In addition, the insurer can now work better with start-ups and cut costs. He adds:

A lot of start-ups are in the insuretech space, and we participate more easily with them, so if we want to pilot or interface with them, they’re also riding with AWS so it’s much quicker to test something, spin it back up or down without as much investment,”

On the cost side, like most traditional companies, by shifting to the cloud we’re making savings of between 20 to 30% for things we’re putting in there.

An AWS future?

Part of the reason that AWS was selected was that Guardian felt it was easier to find and train talent with AWS skills.

The company has invested heavily in this area; it retrained about 200 of its staff in the cloud and development space, and trained 2500 of its employees on how to work within an agile operating model. Del Vecchio says:

We changed how people work, where they work, the locations they worked and the operating model from more of a legacy and waterfall way of working to a safe agile programme and that’s where we’re seeing a lot of benefit for the organisation.

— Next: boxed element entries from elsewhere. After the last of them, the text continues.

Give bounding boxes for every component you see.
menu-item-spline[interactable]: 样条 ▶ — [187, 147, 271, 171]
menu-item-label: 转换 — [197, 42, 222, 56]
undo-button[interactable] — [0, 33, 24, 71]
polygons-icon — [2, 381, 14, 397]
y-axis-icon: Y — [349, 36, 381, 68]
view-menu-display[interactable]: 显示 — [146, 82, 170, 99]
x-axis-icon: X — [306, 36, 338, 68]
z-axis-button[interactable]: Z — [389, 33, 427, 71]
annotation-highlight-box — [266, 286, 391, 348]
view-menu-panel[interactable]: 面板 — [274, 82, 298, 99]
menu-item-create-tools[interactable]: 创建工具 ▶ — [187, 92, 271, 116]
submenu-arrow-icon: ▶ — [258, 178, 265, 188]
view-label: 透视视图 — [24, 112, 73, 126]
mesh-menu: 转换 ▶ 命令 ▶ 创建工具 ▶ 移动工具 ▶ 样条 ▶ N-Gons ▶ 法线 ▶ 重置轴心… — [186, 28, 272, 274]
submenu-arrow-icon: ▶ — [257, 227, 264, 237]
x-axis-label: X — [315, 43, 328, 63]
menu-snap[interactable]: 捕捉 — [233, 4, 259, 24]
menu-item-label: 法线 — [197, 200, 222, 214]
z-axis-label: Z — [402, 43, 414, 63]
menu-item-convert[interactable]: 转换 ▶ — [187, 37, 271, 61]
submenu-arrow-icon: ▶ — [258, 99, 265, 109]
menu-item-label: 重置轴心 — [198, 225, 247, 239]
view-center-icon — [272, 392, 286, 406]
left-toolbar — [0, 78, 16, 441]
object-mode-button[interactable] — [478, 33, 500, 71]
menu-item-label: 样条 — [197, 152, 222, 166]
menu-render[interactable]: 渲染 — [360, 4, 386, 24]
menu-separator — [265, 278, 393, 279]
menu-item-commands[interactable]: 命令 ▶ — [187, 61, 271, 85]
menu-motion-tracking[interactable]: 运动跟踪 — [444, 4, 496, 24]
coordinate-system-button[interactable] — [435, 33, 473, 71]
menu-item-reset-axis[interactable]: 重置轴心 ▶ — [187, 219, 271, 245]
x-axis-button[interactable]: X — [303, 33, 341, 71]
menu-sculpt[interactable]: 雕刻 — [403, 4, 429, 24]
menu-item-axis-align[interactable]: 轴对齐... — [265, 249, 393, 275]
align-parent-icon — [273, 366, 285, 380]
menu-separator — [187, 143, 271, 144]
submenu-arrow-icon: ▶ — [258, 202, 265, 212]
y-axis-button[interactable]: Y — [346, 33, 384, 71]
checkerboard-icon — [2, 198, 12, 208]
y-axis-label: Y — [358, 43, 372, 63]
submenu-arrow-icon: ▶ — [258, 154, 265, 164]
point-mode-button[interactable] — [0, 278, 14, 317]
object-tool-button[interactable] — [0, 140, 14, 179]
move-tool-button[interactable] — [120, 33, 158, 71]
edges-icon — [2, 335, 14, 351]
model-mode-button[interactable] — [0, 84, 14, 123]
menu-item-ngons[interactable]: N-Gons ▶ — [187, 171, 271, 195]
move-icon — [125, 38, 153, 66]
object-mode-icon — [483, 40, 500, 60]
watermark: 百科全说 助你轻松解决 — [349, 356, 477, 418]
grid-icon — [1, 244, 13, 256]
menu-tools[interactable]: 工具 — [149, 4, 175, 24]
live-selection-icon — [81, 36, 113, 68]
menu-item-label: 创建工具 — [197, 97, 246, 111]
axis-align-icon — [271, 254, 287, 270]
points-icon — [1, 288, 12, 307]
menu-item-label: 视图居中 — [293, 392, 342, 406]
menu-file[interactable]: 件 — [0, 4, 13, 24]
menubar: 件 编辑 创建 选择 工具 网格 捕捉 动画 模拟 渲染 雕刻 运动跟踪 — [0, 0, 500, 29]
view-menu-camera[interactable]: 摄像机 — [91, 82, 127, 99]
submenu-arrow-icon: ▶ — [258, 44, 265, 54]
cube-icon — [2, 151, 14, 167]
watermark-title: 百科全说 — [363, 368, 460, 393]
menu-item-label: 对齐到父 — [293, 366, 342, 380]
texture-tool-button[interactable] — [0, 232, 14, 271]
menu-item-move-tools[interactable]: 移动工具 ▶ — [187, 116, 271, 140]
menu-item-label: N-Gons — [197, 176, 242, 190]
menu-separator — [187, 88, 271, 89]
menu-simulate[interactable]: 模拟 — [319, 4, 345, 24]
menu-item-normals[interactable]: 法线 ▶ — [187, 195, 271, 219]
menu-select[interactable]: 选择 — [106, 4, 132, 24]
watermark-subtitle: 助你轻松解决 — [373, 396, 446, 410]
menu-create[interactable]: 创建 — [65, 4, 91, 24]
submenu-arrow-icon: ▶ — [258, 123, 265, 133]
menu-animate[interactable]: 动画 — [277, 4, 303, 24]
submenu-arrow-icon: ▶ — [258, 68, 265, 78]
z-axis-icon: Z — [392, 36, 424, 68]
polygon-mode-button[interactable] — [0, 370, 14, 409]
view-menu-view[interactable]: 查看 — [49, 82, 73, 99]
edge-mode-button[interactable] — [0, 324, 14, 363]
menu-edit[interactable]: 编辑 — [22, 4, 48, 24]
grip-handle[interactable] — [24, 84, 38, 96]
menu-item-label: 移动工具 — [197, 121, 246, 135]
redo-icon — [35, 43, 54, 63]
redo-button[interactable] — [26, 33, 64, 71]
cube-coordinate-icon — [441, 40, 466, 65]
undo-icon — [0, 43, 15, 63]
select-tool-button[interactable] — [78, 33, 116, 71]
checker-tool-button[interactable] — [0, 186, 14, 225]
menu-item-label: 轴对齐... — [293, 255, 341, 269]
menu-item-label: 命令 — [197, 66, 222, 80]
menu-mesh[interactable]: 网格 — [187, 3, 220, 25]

But DevOps isn’t something that he envisages the company using in the years to come. He adds:

I think a lot of companies leverage DevOps to get to the cloud but we took an accelerated path to the cloud, so I’m thinking about what the next wave of the operating model is going to look like because I don’t think it’s DevOps.

While Guardian is a Microsoft Office 365 and Salesforce customer, Del Vecchio is wary of being over reliant on AWS for the majority of its cloud needs. He explains:

We wanted to get the muscle memory and capabilities to migrate to the cloud and now [because of being wary of vendor lock-in], we’re looking at either having a secondary cloud or having a data bunker in place where we store data. So in an event of an emergency if we had to spin up, we do it at that time as opposed to running parallel clouds or not – so we’re evaluating what the best option is.

The company may have undergone the majority of its heavy lifting to the cloud, but as Del Vecchio makes clear, the transformation has only just begun.